Und dann sagte Julius: »Oh!«, und setzte sich auf die Bank.

Elisa und Nelly drehten sich um.

Da stand eine junge Frau und sah sie vorsichtig an.

»Ich glaube«, sagte Philipp stolz, »ich habe ganze Arbeit geleistet.«

»Ist das cool hier. Und wie genial, dass der Schweigende mal mit uns gesprochen hat«, sagte Nelly und bohrte die nackten Füße in den Sand. Sie waren an der Elbe in einer sehr geilen Location: Das Strand Pauli liebten sie alle. Eine Beachbar mit chilliger Musik, kalten Getränken und leckeren Burgern. Vor einem floss die Elbe, und gegenüber waren die Beschäftigten der Werft wie immer am Ackern. Nelly hatte vorhin noch gegoogelt. Das Hamburg del Mar, von dem Jans Leute gesprochen hatten, war ein Beachclub, genau wie das Strand Pauli. Nelly war fast ein bisschen enttäuscht, dass sie nicht im del Mar waren, weil da vielleicht Jan war, aber vielleicht war es besser so. Von diesen ganzen reichen Mädels hatte sie sich verunsichern lassen.

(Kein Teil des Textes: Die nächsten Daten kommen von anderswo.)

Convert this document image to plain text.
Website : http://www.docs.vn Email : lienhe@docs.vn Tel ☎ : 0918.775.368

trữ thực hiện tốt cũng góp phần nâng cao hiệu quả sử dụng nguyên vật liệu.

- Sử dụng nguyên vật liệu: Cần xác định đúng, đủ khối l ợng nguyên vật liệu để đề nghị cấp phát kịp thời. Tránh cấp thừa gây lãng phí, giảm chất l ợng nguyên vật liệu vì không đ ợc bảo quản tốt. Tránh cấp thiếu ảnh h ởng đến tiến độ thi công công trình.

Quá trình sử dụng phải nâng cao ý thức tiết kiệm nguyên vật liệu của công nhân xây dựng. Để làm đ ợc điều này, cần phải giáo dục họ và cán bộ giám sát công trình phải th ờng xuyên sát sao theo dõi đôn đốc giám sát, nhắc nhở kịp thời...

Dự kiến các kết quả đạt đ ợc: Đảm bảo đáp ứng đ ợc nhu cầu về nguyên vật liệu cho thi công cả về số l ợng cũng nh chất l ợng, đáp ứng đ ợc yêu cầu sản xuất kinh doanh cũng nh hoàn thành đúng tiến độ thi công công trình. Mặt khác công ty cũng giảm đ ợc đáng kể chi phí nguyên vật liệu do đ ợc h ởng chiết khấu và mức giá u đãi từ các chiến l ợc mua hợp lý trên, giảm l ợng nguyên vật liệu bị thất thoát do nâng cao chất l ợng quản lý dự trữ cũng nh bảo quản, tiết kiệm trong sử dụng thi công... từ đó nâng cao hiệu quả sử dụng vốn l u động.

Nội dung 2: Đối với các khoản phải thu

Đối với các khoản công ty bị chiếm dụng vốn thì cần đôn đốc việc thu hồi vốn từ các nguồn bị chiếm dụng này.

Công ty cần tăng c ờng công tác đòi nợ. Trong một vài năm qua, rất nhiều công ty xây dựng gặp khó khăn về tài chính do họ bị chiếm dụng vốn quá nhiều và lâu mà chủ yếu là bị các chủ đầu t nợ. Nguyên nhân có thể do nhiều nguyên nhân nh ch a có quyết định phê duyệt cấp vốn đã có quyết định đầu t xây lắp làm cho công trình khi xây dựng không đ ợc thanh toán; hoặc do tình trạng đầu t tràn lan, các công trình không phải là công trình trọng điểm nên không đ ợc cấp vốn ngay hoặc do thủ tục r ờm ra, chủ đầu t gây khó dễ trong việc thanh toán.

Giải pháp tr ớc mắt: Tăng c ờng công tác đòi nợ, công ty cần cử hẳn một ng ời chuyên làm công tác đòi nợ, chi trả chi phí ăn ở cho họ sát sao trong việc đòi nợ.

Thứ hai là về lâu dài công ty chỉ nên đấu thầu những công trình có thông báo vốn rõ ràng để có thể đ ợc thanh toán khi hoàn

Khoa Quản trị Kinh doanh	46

Der Schweigende war aufgetaucht, als sie die Erste Liebe gerade verlassen hatten. »Hallo«, hatte er klar und deutlich und in normaler Lautstärke gesagt und sie damit fast zu Tode erschreckt. Alle waren erleichtert, dass es sich nur um einen kurzen Anflug von Normalität in der Ausdrucksweise gehandelt hatte, denn nun nuschelte der Schweigende kaum hörbar weiter und gab stichwortartig von sich, dass es im Schuppen hinter dem ehemaligen Hafenmeisterbüro alte Leihfahrräder geben würde, die keiner mehr bräuchte außer ihm, wenn er mal einkaufen müsste. Ansonsten stünden die rum. Eine Luftpumpe hatte er auch parat. Das alles teilte er in einem Satz mit: »Gibträderimschuppenbrauchtkeinerkönntihrhabenhieristnepumpe.« Dann hatte er ihnen alles gezeigt.

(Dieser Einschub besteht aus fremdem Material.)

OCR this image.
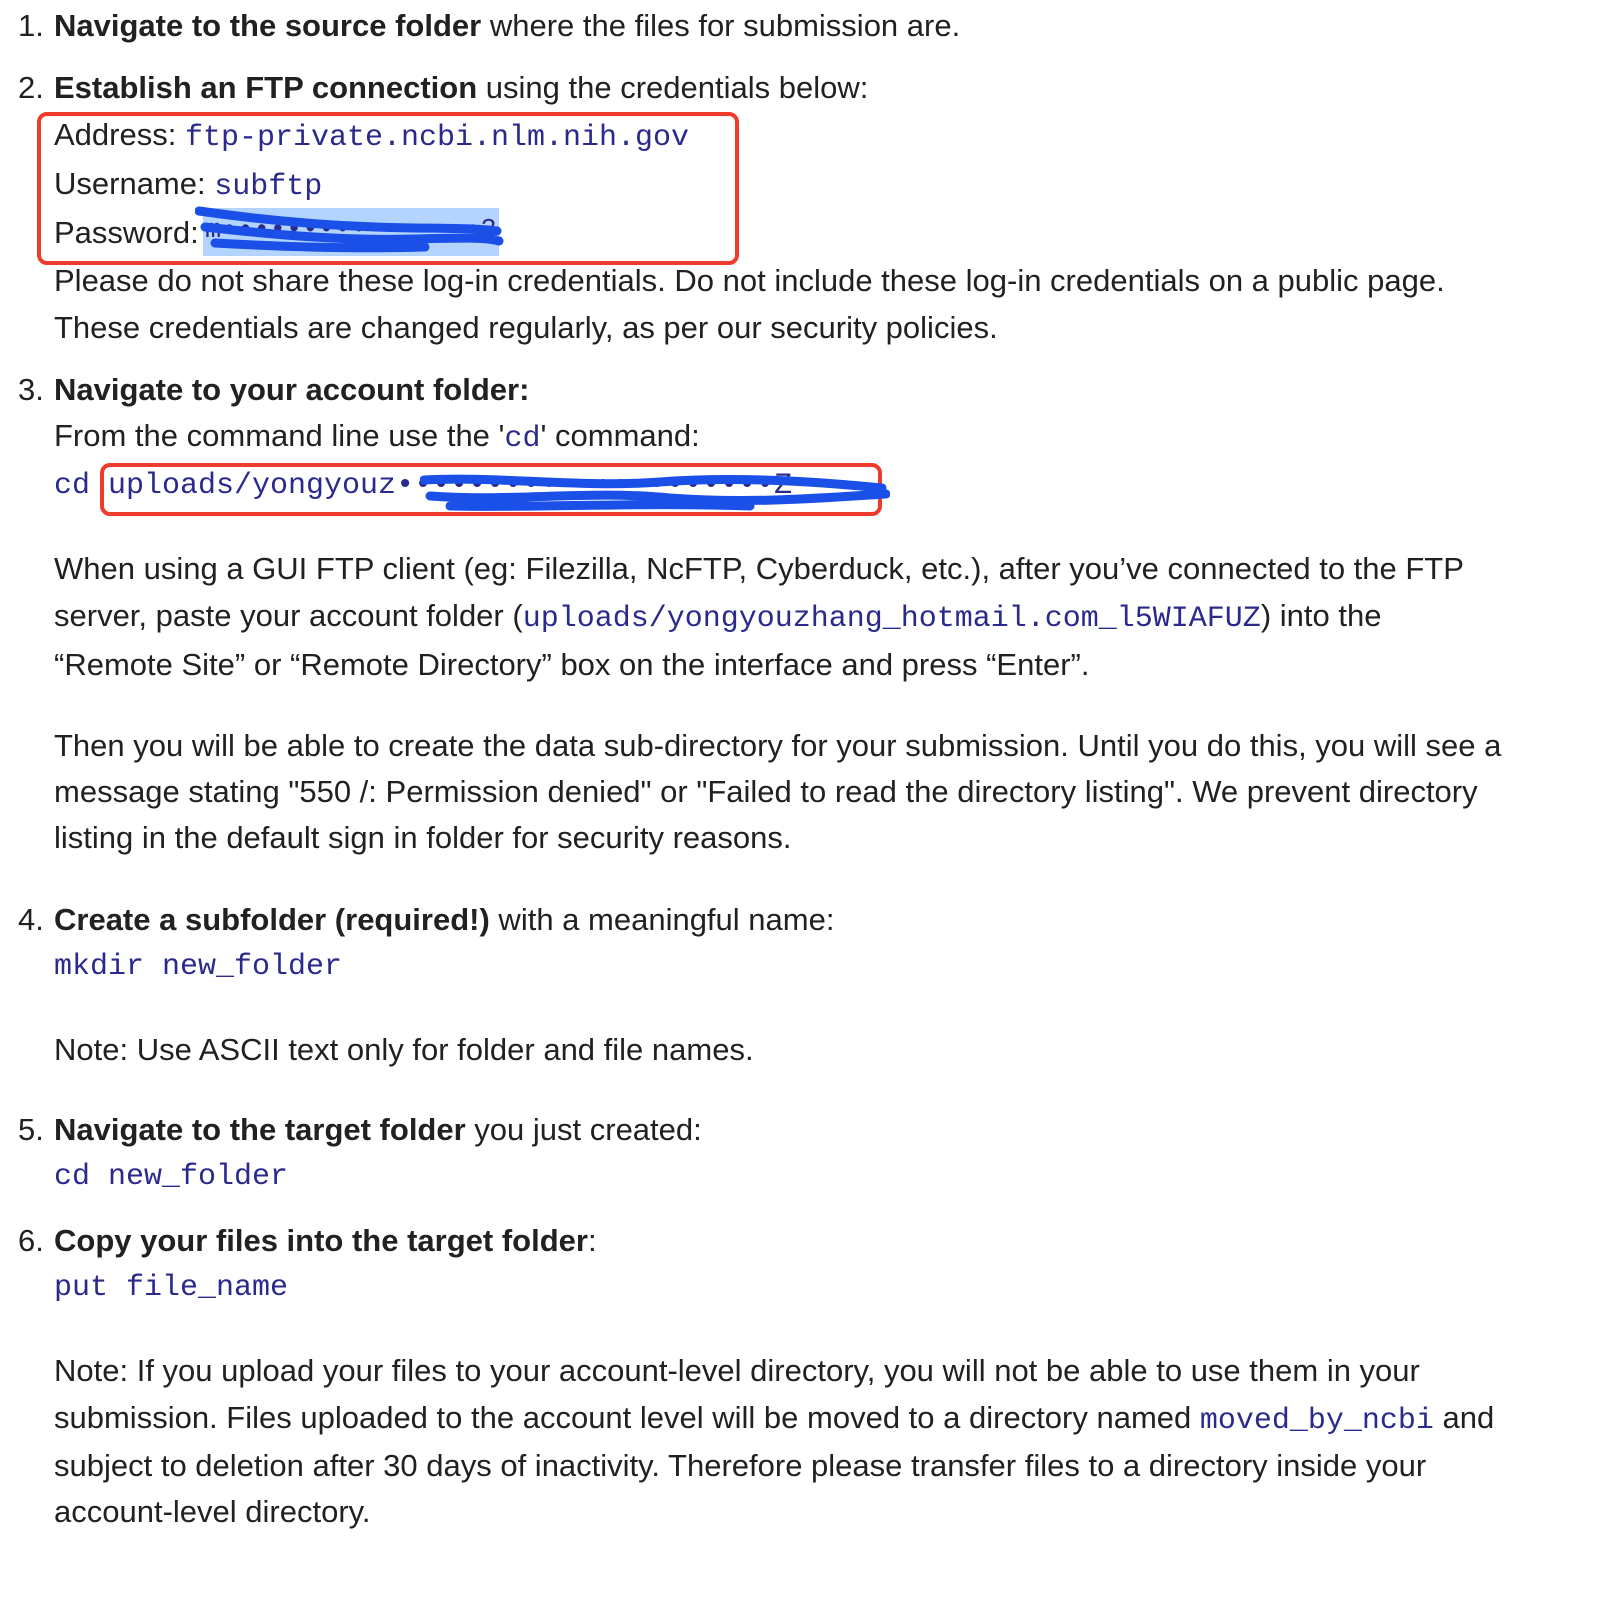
1. Navigate to the source folder where the files for submission are.
2. Establish an FTP connection using the credentials below:
Address: ftp-private.ncbi.nlm.nih.gov
Username: subftp
Password: m••••••••••••••••3
Please do not share these log-in credentials. Do not include these log-in credentials on a public page.
These credentials are changed regularly, as per our security policies.
3. Navigate to your account folder:
From the command line use the 'cd' command:
cd uploads/yongyouz•••••••••••••••••••••Z
When using a GUI FTP client (eg: Filezilla, NcFTP, Cyberduck, etc.), after you’ve connected to the FTP
server, paste your account folder (uploads/yongyouzhang_hotmail.com_l5WIAFUZ) into the
“Remote Site” or “Remote Directory” box on the interface and press “Enter”.
Then you will be able to create the data sub-directory for your submission. Until you do this, you will see a
message stating "550 /: Permission denied" or "Failed to read the directory listing". We prevent directory
listing in the default sign in folder for security reasons.
4. Create a subfolder (required!) with a meaningful name:
mkdir new_folder
Note: Use ASCII text only for folder and file names.
5. Navigate to the target folder you just created:
cd new_folder
6. Copy your files into the target folder:
put file_name
Note: If you upload your files to your account-level directory, you will not be able to use them in your
submission. Files uploaded to the account level will be moved to a directory named moved_by_ncbi and
subject to deletion after 30 days of inactivity. Therefore please transfer files to a directory inside your
account-level directory.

»Was ist jetzt eigentlich mit dem Schiff?« Der Satz kam halbwegs klar.

»Was soll sein?«, wollte Julius wissen.

»Wegen der Zecke.«

»Ach, die Tochter?«

»Ja, das is doch die Zecke. Ist auch nicht die Tochter, ist die Schwiegertochter, die Zecke.« Der Schweigende hatte die Zähne fest zusammengepresst und quetschte die Worte hervor. Man musste sich wirklich anstrengen. Aber mit der Zeit konnte man die Worte erraten.

»Da ist alles klar«, sagte Elisa. »Also Claas hat gesagt, das sei kein Problem, falls Sie das mit dem Boot meinen.«

»Was mein ich mit dem Boot?«

»Dass Claas da was unterschrieben hat angeblich, hat er aber nicht«, sagte Elisa.

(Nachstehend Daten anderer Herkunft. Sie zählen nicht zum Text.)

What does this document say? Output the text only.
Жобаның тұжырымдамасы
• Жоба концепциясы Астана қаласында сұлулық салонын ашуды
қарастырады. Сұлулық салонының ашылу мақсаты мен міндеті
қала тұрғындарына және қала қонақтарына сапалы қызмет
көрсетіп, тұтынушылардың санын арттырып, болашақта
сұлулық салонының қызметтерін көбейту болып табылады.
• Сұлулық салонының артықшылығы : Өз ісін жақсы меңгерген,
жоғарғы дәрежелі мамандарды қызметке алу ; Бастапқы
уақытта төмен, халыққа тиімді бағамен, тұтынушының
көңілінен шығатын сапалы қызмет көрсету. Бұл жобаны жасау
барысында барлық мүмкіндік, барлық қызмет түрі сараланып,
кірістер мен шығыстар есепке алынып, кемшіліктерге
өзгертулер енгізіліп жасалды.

»Aha«, hatte der Schweigende gesagt. »Dann is ja gut.«

»Ja, alles bestens.«

»Ich hab letztens mitgekricht, dass die Zecke hier war und euch beschimpft hat.« Der Schweigende war nun rot im Gesicht. Offenbar konnte er die Zecke nicht leiden.

»Hat sich alles erledigt. Also danke für die Räder und die Pumpe.«

»Ich hab hier ein Schloss. Da müsst ihr aber alle Räder zusammen anschließen. Hab nur eins.«

»Klasse. Prima, danke.«

»Nicht dass das wegkommt, dann is was los.«

»Nein, nein.«

»Denn man to«, hatte der Schweigende ihnen nachgerufen.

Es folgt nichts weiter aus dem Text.